While the most common symptoms include respiratory issues and breathing issues, it can also be high fevers, droopy ears, sluggishness and calves having a hard time keeping up with the herd moving from pasture to pasture.
How Proper Mineral Nutrition Can Help Prevent Summer Pneumonia
“In the past, if a beef producer had summer pneumonia, the vet would tell them to feed more copper,” said Dr. Hill. “But that’s a band-aid for a greater mineral deficiency, and it can actually do more harm than good.”
Mineral ratios and levels must be appropriately sourced and balanced.
For example, if trace minerals like zinc (Zn) and copper (Cu) are incorrectly sourced, their antimicrobial properties will negatively impact the microbe population in the rumen. The rumen is made up of more than one trillion microbes. The antimicrobial properties of Cu and the microbe population in the rumen involved with breaking down forage and nutrients do not mix.
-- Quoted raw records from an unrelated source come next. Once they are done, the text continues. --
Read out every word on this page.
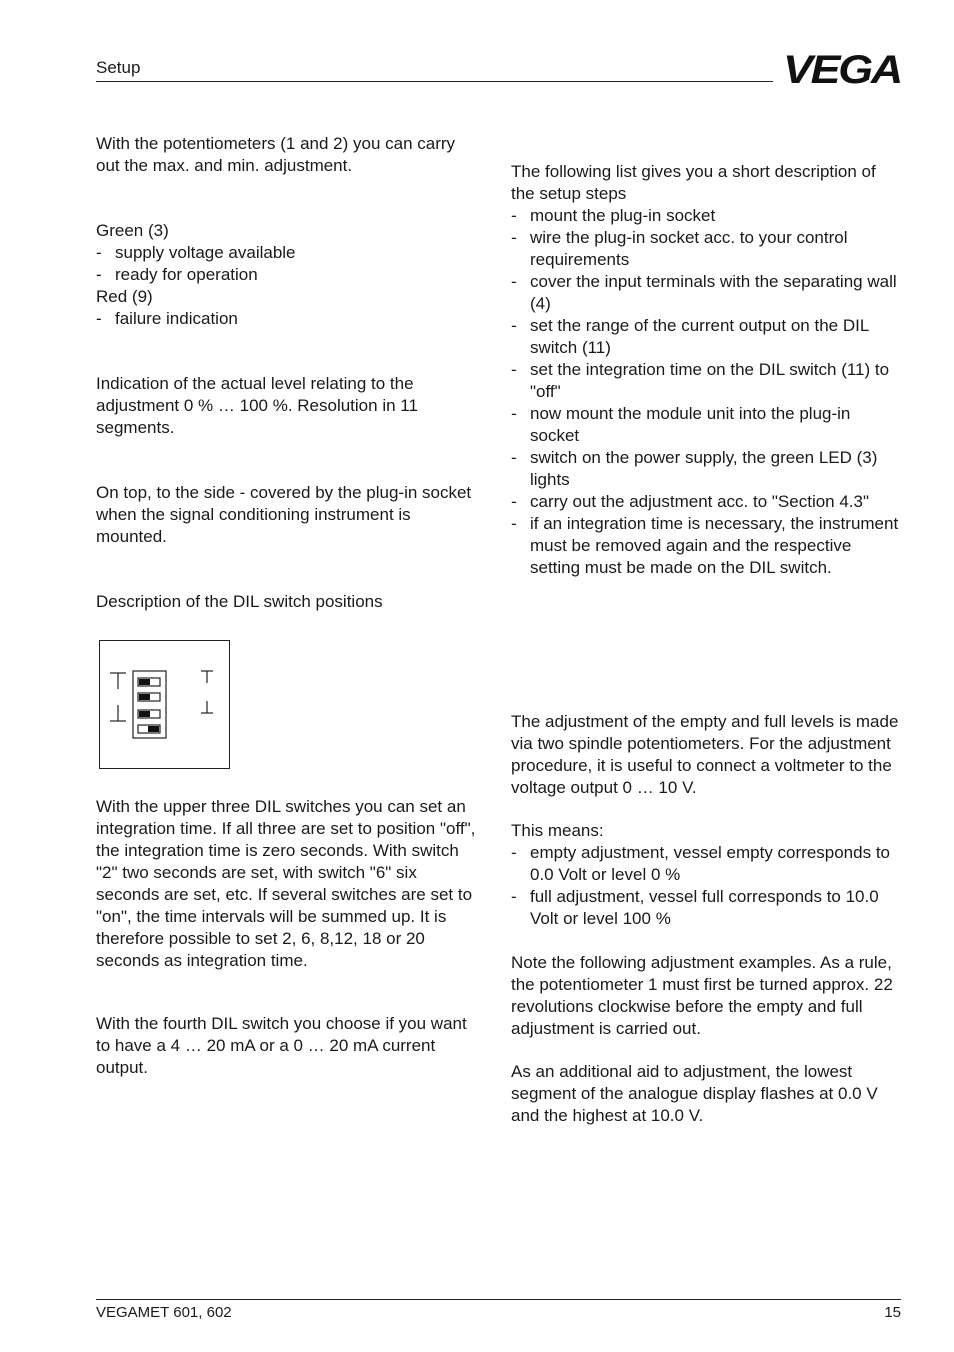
Setup	VEGA

With the potentiometers (1 and 2) you can carry out the max. and min. adjustment.

Green (3)

- supply voltage available
- ready for operation

Red (9)

- failure indication

Indication of the actual level relating to the adjustment 0 % … 100 %. Resolution in 11 segments.

On top, to the side - covered by the plug-in socket when the signal conditioning instrument is mounted.

Description of the DIL switch positions

With the upper three DIL switches you can set an integration time. If all three are set to position "off", the integration time is zero seconds. With switch "2" two seconds are set, with switch "6" six seconds are set, etc. If several switches are set to "on", the time intervals will be summed up. It is therefore possible to set 2, 6, 8,12, 18 or 20 seconds as integration time.

With the fourth DIL switch you choose if you want to have a 4 … 20 mA or a 0 … 20 mA current output.

The following list gives you a short description of the setup steps

- mount the plug-in socket
- wire the plug-in socket acc. to your control requirements
- cover the input terminals with the separating wall (4)
- set the range of the current output on the DIL switch (11)
- set the integration time on the DIL switch (11) to "off"
- now mount the module unit into the plug-in socket
- switch on the power supply, the green LED (3) lights
- carry out the adjustment acc. to "Section 4.3"
- if an integration time is necessary, the instrument must be removed again and the respective setting must be made on the DIL switch.

The adjustment of the empty and full levels is made via two spindle potentiometers. For the adjustment procedure, it is useful to connect a voltmeter to the voltage output 0 … 10 V.

This means:

- empty adjustment, vessel empty corresponds to 0.0 Volt or level 0 %
- full adjustment, vessel full corresponds to 10.0 Volt or level 100 %

Note the following adjustment examples. As a rule, the potentiometer 1 must first be turned approx. 22 revolutions clockwise before the empty and full adjustment is carried out.

As an additional aid to adjustment, the lowest segment of the analogue display flashes at 0.0 V and the highest at 10.0 V.

VEGAMET 601, 602	15
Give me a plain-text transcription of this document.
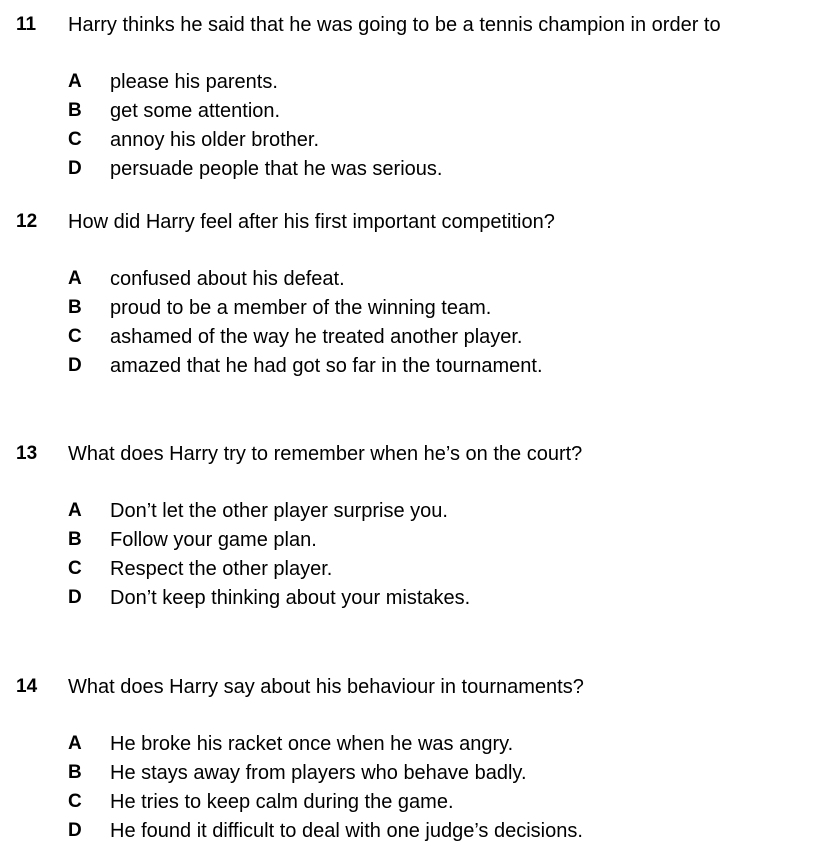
11 Harry thinks he said that he was going to be a tennis champion in order to
A please his parents.
B get some attention.
C annoy his older brother.
D persuade people that he was serious.
12 How did Harry feel after his first important competition?
A confused about his defeat.
B proud to be a member of the winning team.
C ashamed of the way he treated another player.
D amazed that he had got so far in the tournament.
13 What does Harry try to remember when he’s on the court?
A Don’t let the other player surprise you.
B Follow your game plan.
C Respect the other player.
D Don’t keep thinking about your mistakes.
14 What does Harry say about his behaviour in tournaments?
A He broke his racket once when he was angry.
B He stays away from players who behave badly.
C He tries to keep calm during the game.
D He found it difficult to deal with one judge’s decisions.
Instead, Zn and Cu need to break down later in the digestive tract in the small intestine to bypass the rumen and minimize antimicrobial activity while increasing bioavailability to the animal.
Additionally, Zn and Cu compete for absorption sites, so they must be balanced, because over loading one can negatively impact absorption of the other. This means that if levels of one decrease, the other increases, and vice versa. So, if a vet recommends more Cu to prevent summer pneumonia, then the level of Zn must also go up in the ration because high doses of one can affect the absorption of another. Furthermore, environmental antagonists, mainly molybdenum (Mo), iron (Fe) and sulfur (S), can bind other dietary trace minerals in particular Cu. In these cases, over-feeding of trace minerals may be needed, but more often than not changing to a mineral source that cannot be interfered with is preferable.
“Bottom line, the solution to summer pneumonia or any mineral deficiency is not to change your level, like feeding more Cu in this case, but to change your form of mineral to something that’s properly balanced and sourced for your herd to meet the challenge at hand,” said Dr. Hill.
When a mineral is balanced correctly, it can provide the immune support calves and cows require to protect themselves against viruses that cause summer pneumonia. When mineral nutrition is lacking or deficient, immunity is compromised, and calves get sick quickly – just like the canary in the coal mine summer pneumonia in calves is a sign of an under lying trace mineral problem in the whole herd.
Spring vaccinations and proper mineral nutrition are the best prevention tools for summer pneumonia. If outbreaks of summer pneumonia occur, immediately contact your veterinarian. They will often prescribe antibiotics and anti-inflammatories that successfully treat the problem if it is caught early on. Next, contact a ruminant nutritionist to get a mineral consultation to evaluate the root of the problem.